Мое решение тем не менее встревожило меня. Я думал, что больше пригожусь моей стране у терминала. Но нормальная работа в области информационных технологий казалась слишком комфортабельной и безопасной в мире асимметричного конфликта. Я думал, что буду походить на хакеров из кинофильмов или на ТВ – этакие сцены со стенами мигающих огней, предупреждающих о вирусах, когда ты преследуешь врагов и срываешь их коварные замыслы. К несчастью для меня, основные агентства, которые этим занимались – АНБ и ЦРУ, – пользовались списками требований по найму сотрудников, составленными полвека назад, и часто по традиции настаивали на дипломе об окончании колледжа. Получалось, что если техническая отрасль признавала мои документы об окончании Анн-Арандельского колледжа и квалификацию системного инженера Майкрософт (MCSE) подходящими, то правительство с этим не считалось. Чем больше я собирал материала в Сети, тем больше осознавал, что мир после 11 сентября был миром исключений. Агентства, особенно технического направления, разрастались так быстро, что иногда делались исключения для ветеранов военной службы. И вот тогда я решил поступить на службу в армию.

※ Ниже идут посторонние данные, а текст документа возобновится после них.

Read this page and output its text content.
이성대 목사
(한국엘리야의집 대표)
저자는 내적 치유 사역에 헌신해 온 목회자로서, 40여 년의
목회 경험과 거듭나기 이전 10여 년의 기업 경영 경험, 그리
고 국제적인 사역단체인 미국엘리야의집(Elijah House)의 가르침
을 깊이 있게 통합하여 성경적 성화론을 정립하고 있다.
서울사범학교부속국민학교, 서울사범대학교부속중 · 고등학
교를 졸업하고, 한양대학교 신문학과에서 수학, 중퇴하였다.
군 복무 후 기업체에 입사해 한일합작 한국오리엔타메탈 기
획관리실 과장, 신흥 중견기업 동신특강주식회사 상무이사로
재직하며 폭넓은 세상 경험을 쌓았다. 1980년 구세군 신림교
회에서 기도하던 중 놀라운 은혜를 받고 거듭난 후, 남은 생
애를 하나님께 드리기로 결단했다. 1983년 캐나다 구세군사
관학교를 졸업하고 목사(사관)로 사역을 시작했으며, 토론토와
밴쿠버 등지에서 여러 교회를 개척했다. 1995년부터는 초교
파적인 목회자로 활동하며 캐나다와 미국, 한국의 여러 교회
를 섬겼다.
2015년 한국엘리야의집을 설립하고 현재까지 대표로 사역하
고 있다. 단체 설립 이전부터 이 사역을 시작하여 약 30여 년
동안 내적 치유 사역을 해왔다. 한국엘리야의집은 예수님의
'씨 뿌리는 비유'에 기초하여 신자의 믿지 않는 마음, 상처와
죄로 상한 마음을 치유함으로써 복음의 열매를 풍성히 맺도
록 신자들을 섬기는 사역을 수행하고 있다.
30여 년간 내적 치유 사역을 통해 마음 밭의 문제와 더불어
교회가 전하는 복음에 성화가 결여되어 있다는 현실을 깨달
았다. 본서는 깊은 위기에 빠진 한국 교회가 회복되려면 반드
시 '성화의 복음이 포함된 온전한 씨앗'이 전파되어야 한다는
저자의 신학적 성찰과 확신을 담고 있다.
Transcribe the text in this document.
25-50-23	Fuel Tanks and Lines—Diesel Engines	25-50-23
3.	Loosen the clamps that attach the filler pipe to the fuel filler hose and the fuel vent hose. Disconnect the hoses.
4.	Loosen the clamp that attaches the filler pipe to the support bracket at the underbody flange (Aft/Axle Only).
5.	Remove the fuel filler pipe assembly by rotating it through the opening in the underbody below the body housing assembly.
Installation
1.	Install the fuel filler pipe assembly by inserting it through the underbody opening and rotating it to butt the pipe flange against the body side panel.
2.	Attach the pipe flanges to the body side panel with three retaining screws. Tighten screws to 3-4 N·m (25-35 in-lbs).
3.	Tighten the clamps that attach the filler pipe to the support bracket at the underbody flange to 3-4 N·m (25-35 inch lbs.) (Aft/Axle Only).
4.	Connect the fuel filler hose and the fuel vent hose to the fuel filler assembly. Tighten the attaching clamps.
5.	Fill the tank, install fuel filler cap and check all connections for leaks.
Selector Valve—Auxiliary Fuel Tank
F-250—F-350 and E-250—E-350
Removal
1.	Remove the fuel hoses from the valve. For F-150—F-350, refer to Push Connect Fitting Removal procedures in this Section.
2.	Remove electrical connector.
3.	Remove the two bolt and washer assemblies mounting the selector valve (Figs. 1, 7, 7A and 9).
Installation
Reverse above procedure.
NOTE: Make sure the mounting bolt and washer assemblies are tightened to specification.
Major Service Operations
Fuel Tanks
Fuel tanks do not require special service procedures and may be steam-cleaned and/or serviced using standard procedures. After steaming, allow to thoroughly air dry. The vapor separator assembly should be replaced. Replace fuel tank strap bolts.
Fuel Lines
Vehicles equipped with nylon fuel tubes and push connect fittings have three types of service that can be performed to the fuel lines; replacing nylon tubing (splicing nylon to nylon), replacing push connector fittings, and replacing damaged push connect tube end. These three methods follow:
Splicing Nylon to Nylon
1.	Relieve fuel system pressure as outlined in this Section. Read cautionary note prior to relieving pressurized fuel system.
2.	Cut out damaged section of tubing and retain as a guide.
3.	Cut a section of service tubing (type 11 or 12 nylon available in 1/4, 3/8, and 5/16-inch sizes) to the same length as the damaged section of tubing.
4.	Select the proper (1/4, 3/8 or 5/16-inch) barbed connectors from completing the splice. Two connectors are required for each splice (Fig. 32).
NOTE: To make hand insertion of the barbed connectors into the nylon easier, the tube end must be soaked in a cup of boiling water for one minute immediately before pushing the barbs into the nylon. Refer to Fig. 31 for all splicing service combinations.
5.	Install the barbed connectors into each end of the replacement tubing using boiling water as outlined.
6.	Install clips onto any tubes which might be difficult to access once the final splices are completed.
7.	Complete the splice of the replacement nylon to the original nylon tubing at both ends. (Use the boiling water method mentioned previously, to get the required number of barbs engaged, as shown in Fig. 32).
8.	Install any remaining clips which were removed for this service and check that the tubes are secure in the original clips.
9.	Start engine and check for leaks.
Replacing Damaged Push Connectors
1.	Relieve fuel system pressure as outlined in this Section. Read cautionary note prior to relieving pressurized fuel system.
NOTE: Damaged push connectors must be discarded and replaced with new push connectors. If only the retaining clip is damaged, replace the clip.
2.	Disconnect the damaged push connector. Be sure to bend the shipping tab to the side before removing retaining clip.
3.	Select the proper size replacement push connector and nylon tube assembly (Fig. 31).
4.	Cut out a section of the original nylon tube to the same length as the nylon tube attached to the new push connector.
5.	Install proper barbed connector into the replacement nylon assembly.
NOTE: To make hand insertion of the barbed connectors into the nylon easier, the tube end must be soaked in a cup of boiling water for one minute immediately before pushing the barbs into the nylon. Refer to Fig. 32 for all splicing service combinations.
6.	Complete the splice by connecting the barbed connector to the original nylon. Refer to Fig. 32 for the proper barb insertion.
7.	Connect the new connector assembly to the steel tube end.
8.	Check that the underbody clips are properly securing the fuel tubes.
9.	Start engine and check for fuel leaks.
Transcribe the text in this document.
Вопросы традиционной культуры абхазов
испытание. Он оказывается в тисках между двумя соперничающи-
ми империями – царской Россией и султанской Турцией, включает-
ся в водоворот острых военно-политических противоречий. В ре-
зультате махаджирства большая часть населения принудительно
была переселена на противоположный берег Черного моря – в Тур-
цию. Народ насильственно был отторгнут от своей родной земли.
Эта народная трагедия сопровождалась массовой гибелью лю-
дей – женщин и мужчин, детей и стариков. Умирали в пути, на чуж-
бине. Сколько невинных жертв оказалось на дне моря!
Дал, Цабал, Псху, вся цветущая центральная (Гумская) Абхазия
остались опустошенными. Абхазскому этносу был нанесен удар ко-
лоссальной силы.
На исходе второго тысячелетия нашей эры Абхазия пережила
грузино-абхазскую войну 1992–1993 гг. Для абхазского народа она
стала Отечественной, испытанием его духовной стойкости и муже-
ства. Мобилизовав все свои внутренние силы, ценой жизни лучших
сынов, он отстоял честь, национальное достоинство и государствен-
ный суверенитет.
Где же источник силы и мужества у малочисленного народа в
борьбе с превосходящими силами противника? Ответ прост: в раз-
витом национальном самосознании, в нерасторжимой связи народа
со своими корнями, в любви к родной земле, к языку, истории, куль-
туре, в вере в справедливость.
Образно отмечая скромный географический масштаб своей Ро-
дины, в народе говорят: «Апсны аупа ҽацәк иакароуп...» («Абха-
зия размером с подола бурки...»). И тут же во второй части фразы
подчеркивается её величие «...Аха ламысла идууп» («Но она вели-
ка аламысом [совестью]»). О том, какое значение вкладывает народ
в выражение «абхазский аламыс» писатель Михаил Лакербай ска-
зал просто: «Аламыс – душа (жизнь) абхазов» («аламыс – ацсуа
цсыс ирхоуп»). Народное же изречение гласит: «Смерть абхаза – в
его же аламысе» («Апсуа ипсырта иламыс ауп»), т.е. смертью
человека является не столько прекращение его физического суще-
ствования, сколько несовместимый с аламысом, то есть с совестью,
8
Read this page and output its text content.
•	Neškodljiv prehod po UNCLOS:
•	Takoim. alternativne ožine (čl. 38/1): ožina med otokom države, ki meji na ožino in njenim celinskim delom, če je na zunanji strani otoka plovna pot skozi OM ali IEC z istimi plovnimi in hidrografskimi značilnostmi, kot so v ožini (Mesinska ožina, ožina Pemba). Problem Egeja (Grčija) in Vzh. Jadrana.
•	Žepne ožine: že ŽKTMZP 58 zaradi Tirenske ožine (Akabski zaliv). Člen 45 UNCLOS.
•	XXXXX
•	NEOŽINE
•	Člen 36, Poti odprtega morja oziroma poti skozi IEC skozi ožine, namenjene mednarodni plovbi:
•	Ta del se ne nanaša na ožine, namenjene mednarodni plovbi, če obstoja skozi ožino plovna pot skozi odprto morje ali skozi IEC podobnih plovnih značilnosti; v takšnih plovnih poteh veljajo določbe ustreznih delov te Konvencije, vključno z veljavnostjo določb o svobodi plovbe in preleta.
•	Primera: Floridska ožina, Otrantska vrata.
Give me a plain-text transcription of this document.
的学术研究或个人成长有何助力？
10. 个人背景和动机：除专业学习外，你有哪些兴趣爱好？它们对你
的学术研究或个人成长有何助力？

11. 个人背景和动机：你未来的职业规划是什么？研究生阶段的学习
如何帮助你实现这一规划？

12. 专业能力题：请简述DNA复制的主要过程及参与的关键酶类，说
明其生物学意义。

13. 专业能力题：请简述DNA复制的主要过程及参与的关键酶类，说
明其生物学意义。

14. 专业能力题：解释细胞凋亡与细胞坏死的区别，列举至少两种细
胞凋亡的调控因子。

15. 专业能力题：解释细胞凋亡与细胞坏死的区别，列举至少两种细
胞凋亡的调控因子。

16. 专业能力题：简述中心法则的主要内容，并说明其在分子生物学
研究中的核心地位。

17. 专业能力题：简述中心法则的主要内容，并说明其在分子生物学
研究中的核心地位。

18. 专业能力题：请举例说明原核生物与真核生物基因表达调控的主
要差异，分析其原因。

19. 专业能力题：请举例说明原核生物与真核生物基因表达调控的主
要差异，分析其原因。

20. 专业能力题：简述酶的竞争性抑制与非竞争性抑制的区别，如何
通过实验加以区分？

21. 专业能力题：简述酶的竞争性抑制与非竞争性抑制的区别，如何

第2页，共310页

Вы можете подумать, что мое решение имело смысл или было неизбежностью, отвечало семейным традициям или характеру службы родных. Нет, все было не так. Записываясь в армию, я точно так же бунтовал против устоявшейся преемственности, как и подчинялся ей – потому что, поговорив с новобранцами из всех родов войск, я решил идти в армию, руководителей которой некоторые из моих родственников-пограничников традиционно считали полоумной «американской военщиной».
Когда я сообщил о своем решении маме, она плакала несколько дней. Я лучше знал, как стоит сообщить о своем выборе отцу, который уже достаточно ясно выразился во время гипотетической дискуссии, что я буду растрачивать там свой технический талант.
В день отъезда я написал ему письмо – от руки, а не на принтере. Я объяснил свое решение и подсунул конверт под переднюю дверь его квартиры. Оно заканчивалось словами, от которых меня до сих пор передергивает: «Прости, папа, – писал я, – но это жизненно необходимо для моего личностного роста».